Она тоже встала, пошла за ним к двери и неожиданно придержала рукой за плечо:
— И еще вот что: если у тебя есть какое-то, пусть еще немощное чувство к этой девочке — женись. Она, видать, тебя любит и будет вечно любить — святая простота! Не надо быть насекомыми, не надо быть подонками. Ради бога, будьте вы людьми! Я тебя очень прошу об этом. Я прошу не для себя, не для всех, которые у тебя были, и не для нее, которую я даже не знаю, может быть, она и прекрасная девушка. Я прошу для Андрюшки. Когда ты уходишь, он целует мне руки, и глаза у него не детские, и он говорит мне: «Роднуленькая, ты не плачь. Ты самая у меня пресамая... Я всегда буду с тобой и всегда буду тебя любить и слушаться...» Вот и все. Будь счастлив!
— Спасибо и на этом!
Он вышел, постоял у подъезда, высматривая сына, и, не увидев его, пошел к общежитию.
«Развод так развод. Наверное, так будет лучше, — подумал он. — Зачем, для чего меня, как завороженного, тянет взглянуть на пепелище? Что можно выцарапать из-под золы? Любовь? Но сколько ни тяни эту ниточку, все равно порвется, потому что где-то перегорела. Вернуться — снова будет ежедневный комок нервов — где был, с кем был, дыхни... А уйти навсегда, нет-нет да и заскребется тонким ноготком сомнение, и попробуй — спрячься. Почему мы идем туда, откуда надо бежать без оглядки?»
Олег не заметил, как подошел к общежитию, и, круто повернувшись и взглянув на часы, устремился к трамваю. Он уже знал, что поедет в поселок к застенчивой и диковатой девчонке, которая, быть может, спросит, а быть может, и нет: где был, с кем был? Он ехал трамваем долго и под стук колес мрачно думал и вспоминал о себе.
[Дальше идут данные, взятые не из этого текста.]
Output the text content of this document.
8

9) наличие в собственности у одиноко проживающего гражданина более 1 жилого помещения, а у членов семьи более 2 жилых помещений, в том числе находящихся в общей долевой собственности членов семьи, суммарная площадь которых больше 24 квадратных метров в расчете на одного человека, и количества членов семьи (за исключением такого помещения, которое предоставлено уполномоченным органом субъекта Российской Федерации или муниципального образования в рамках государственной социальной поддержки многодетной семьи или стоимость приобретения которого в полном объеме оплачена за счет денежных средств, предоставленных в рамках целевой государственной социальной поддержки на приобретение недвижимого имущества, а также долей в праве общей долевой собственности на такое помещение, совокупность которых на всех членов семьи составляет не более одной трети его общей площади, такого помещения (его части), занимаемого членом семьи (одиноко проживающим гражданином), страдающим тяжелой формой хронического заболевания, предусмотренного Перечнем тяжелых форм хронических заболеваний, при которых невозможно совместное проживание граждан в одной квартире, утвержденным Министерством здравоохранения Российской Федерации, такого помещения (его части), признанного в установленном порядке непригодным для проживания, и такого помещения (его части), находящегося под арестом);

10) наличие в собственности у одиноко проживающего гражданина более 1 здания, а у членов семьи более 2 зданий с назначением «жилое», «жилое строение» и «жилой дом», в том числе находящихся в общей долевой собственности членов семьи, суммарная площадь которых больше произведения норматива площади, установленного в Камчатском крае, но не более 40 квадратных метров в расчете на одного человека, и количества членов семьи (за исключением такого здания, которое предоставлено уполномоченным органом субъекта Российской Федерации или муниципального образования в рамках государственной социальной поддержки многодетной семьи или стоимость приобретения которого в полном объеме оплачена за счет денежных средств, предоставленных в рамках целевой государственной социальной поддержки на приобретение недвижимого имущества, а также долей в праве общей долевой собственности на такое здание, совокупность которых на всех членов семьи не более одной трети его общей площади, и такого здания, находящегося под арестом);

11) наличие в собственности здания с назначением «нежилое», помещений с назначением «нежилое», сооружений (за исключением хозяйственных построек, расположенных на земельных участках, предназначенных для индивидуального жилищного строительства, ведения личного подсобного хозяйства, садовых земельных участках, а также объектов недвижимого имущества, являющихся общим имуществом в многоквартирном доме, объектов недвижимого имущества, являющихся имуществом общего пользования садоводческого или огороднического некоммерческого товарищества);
До войны было все так хорошо и был он настолько мал еще, что ничего и не вспомнилось. Отец — директор десятилетней школы в небольшом горном городочке, знаменитом на весь мир своим чугунным литьем, мать — учительница, и он, единственный, забалованный сын. О своем городочке он говорил так: «Я родился и вырос там, где бычьим стадом камни легли у синей стужи озер».
В войну отец на фронте, мать с утра и до вечера в школе — теперь она директор. Траву не ели, и в общем-то заметных перемен он не ощутил, война казалась далекой, и если бы не письма отца, то и нереальной. Но писем оттуда пришло немного. Последнее: «Пропал без вести». Мать горевала. Но скоро в доме появился отчим, а чуть позднее сразу два брата. С тех пор он помнил все четко, но как раз этого-то и не хотелось помнить.
Через десять лет после войны отец пришел чужой, больной и никому не нужный. С трудом устроился на работу слесарем в домоуправление. Мать встретиться и чем-то помочь отцу своего первого ребенка не пожелала. Нет. Нет. Как же — она директор школы. «У него было время написать о себе намного раньше, — говорила она, как бы оправдывая себя. — И тем более, еще неизвестно, где он был? Это чужой человек. Встречаться с ним — запрещаю...»
Олег вначале тайком виделся с отцом, но не было у него сыновнего чувства к этому человеку. Да он просто и не помнил его, а теперь стыдился — худого, бедно одетого. «Сынок, ты должен понять меня, — хрипло говорил человек своему сыну. — Плен. Я жил под чужой фамилией. Лагеря. Побеги... Скитания... Я всегда помнил о вас...»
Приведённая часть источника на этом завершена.